We finally reached that place—slopes blanketed in oyamels, but the cold snap came. Wind lashed down, knocking me violently to the ground. I realized that the wind could lift me to the clouds, and just as easily tear me apart.
I braced for death, but it never came. A warm 'branch' gently lifted me.
***
"Ten more minutes, we'll go if the sun doesn't come," Lina nodded, following Martha up the mountain with lighter steps than before.
"Why did the butterflies fly so far?" Lina asked suddenly. "How could they risk everything for a place they've never been to?"
Martha pondered for a moment. "They're born knowing this path, I suppose. No matter the distance, no matter the cold, they must walk it. People are sometimes the same. Once you've set your mind on something, you wait, you keep walking, and eventually, you'll see the light."
But what if dawn never breaks? Lina didn't manage to ask.
Before her emotions could overwhelm her, she finally pulled out her phone. The moment she pressed the power button, messages flooded in like a tidal wave: from her former boss, whose tone had shifted from "Come back, your position is still open" to "Think carefully, don't regret it"; from colleagues asking "How have you been lately?"; and several unfamiliar numbers labelled "Journalist", stating "We'd like to speak with you about the previous matter."
I saw sunlight dripping onto my wings, but I didn't know when or how. I heard the familiar sound—the flapping of my companions' wings. Closer and closer, denser and denser, they swept over the gravel path like a tide, rustling with a particular vigour.
I tried to flap my wings. I felt myself flying again, heading towards the light, flying back to the place where I belong. I knew nothing but flying.
***
The phone kept vibrating in Lina's palm. The annoying points of light hopping around in the haze made her eyes feel dizzy; the messages felt like tangled threads, one end knotted to past anxieties, the other tugging at decisions left undone, leaving her struggling in the middle.
The vibration suddenly changed pitch.
Lina lowered her head. The messages on the screen had almost stopped popping up, but the vibration grew louder and louder, a crackling sound not from her palm, but from behind her ear.

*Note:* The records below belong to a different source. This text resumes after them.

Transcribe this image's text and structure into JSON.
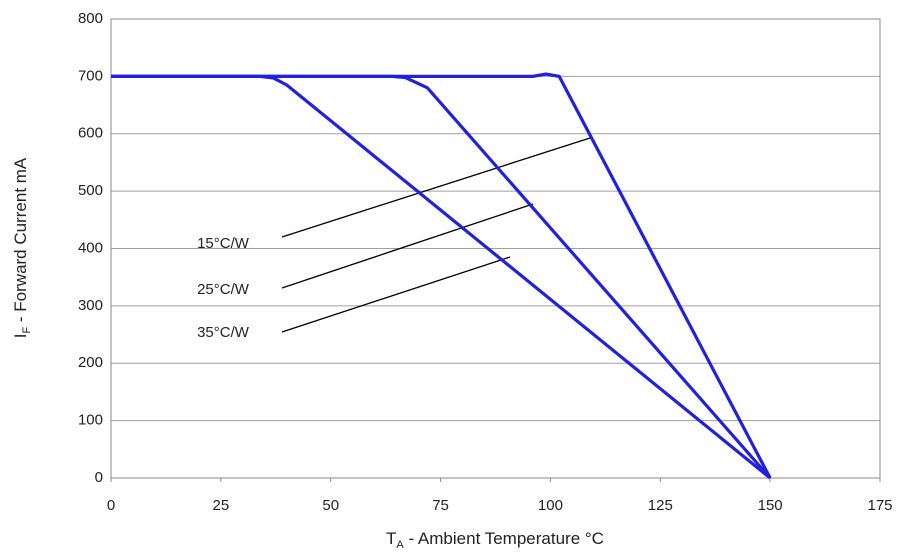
{
  "chart_data": {
    "type": "line",
    "x_label": {
      "main": "T",
      "sub": "A",
      "rest": " - Ambient Temperature °C"
    },
    "y_label": {
      "main": "I",
      "sub": "F",
      "rest": " - Forward Current mA"
    },
    "xlim": [
      0,
      175
    ],
    "xticks": [
      0,
      25,
      50,
      75,
      100,
      125,
      150,
      175
    ],
    "ylim": [
      0,
      800
    ],
    "yticks": [
      0,
      100,
      200,
      300,
      400,
      500,
      600,
      700,
      800
    ],
    "grid": true,
    "series": [
      {
        "name": "15°C/W",
        "color": "#2020e0",
        "x": [
          0,
          96,
          99,
          102,
          150
        ],
        "values": [
          700,
          700,
          704,
          700,
          0
        ]
      },
      {
        "name": "25°C/W",
        "color": "#2020e0",
        "x": [
          0,
          64,
          67,
          72,
          150
        ],
        "values": [
          700,
          700,
          698,
          680,
          0
        ]
      },
      {
        "name": "35°C/W",
        "color": "#2020e0",
        "x": [
          0,
          34,
          37,
          40,
          150
        ],
        "values": [
          700,
          700,
          697,
          685,
          0
        ]
      }
    ]
  }
}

She suspected it was a hallucination caused by days of insomnia.
"Listen, did you hear that?" Martha's voice seemed to come from afar.
Lina abruptly lifted her head. Light flickered in her sight, Monarch Butterflies, one, two, and then more and more. Orange spots rose from the branches. Hundreds, thousands of butterflies flapped their wings, linking themselves together to weave secret patterns. The buzzing of the wings drowned out the faint vibration of her phone in her palm. Gentle as falling leaves, warm as raindrops, yet they possessed the power to shake the heavens. This power surged from the treetops, drifting with the wind, gently enveloping her.
She could hear nothing but the sound of butterfly wings fluttering and her fluttering heart.
Lina was merely staring at the butterflies. They flew not swiftly, but steadily, having endured winter's chill and pushed through the mist, finally able to soar towards spring. The butterflies were all around her, as if she, too, were fluttering her wings in this orange-yellow breeze.
As if she soared across several states, carried by her parents' support, to reach her promised land.
As if she had endured a journey where she risked everything, traveling day and night.
As if she had her wings broken and was knocked down, yet still refused to admit defeat.
As if she dared to fly back to her spring, to start anew at the beginning.
Millions of butterflies lifted the fog. Lina saw her way with clarity.
"Yes, I heard them. I heard wings that dare to soar. I bet they can stir up a storm."